Last month, the DP was denied access to his official residence in Mombasa on instructions from powerful forces within the OP. The Sunday Nation established that Dr Ruto had arrived in Mombasa mid-morning on January 8 and proceeded to attend to his scheduled business of the day, but when he returned in the evening at the newly refurbished former Coast Provincial Commissioner’s official residence he found staff packing his personal belongings, which had been lodged there in anticipation that he would spend the night there. He was forced to get an alternative place to spend the night before returning to Nairobi.
The embarrassment came in the wake of a slew of corruption allegations against his close associates, including governors and Cabinet Ministers. But while some political analysts have argued that it is the calibre of politicians and friends the DP keeps that could negatively influence his campaigns, his handlers say the Building Bridges Initiative, a product of the Handshake between his boss and Mr Odinga, poses the greatest challenge yet to his presidential ambitions.
The Bridges project has seen allies of Mr Kenyatta and those of Mr Odinga team up and dazzle the public with massive rallies, and Mr Ruto believes this political game of chess is meant to politically isolate him. As if right on cue, some in Mr Odinga’s camp are only too happy to insulate the BBI campaigns from Mr Ruto.
Matters came to a head last month when the DP and his allies announced that they would be attending the BBI rallies planned across the country. Immediately after the announcement, Minority Whip in the National Assembly Junet Mohamed, a confidante of Mr Odinga’s, immediately declared that the Ruto camp will have to play by the rules.
In subsequent meetings, the Ruto allies appeared highly unwelcome, even when they were allowed to address the public.
On Saturday, Mr Ruto said he would not allow Mr Odinga to use the BBI to destroy the country.
“As the Deputy President of Kenya, I will not allow Raila Odinga to divide Kenyans along ethnic lines.
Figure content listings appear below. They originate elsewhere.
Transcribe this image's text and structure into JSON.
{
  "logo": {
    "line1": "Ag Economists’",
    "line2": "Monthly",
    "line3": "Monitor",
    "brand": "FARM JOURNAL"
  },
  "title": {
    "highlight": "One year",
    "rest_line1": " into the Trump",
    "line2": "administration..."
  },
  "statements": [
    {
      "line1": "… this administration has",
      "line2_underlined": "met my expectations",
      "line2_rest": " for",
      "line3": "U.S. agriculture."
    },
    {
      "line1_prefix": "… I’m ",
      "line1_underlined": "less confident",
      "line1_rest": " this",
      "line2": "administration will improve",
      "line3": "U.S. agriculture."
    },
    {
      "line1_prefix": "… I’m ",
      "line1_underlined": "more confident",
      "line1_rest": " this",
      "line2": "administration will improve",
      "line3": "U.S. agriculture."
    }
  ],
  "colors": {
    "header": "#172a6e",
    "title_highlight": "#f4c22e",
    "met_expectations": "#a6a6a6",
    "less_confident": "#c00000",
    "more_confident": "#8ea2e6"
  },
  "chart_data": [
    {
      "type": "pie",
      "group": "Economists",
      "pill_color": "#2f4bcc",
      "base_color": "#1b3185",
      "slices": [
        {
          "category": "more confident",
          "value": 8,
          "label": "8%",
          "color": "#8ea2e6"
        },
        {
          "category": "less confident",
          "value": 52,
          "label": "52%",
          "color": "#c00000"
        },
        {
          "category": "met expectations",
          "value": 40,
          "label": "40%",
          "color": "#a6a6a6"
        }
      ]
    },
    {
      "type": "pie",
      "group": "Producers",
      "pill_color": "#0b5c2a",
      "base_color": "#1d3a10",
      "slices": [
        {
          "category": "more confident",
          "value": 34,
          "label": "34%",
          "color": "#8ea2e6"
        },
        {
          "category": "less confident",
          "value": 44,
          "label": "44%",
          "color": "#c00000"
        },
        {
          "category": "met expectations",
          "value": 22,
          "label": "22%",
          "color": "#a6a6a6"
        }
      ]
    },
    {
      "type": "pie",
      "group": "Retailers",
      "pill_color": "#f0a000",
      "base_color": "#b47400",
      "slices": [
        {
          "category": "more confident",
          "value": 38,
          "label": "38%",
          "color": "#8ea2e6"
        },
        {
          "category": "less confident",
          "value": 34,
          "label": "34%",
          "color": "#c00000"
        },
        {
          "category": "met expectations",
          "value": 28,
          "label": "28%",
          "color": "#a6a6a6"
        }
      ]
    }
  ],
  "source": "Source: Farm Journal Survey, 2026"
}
We won’t allow people with selfish interests to take the country where it was 15 years ago, and as a government we will stop him in his intension to divide Kenyans,” he said in Laikipia.
Former Agriculture Cabinet Secretary Mwangi Kiunjuri, a close ally of the DP who was kicked out of the Cabinet earlier this year, warned that, if not tamed, leaders will leave Kenyans more divided than they were before the start of the BBI campaigns.
“We should not allow selfish leaders prick already healed wounds,” he said, echoing the DP’s sentiments. “It is a shame that the leaders now want to bring chaos and tribalism in this country.”
But former Kipkelion MP Magerer Langat thinks the problem with the DP is much more than Executive orders, BBI rallies, under-siege associates or locked residences. The problem, he says, is Ruto’s own creation because he “lacks patience” and has “publicly defied” President Kenyatta by refusing to stop his 2022 campaigns.
“Whereas the President is saying that we have a mandate to deliver and we should hold the 2022 campaigns, the DP is going against the call. All he needs to do is show some level of patience and respect for the Presidency, which he is part of,” says Mr Langat.
That piece of advice seems to suggest that Mr Ruto is suffering because he had disrespected Mr Kenyatta, which again suggests that Mr Ruto’s woes descend from State House. That has not been categorically proven, even though history is replete with Vice-Presidents whose ambitions were crushed by the brutal loyalists of the regime.
Mr Ruto has indicated before that he is a good student of history.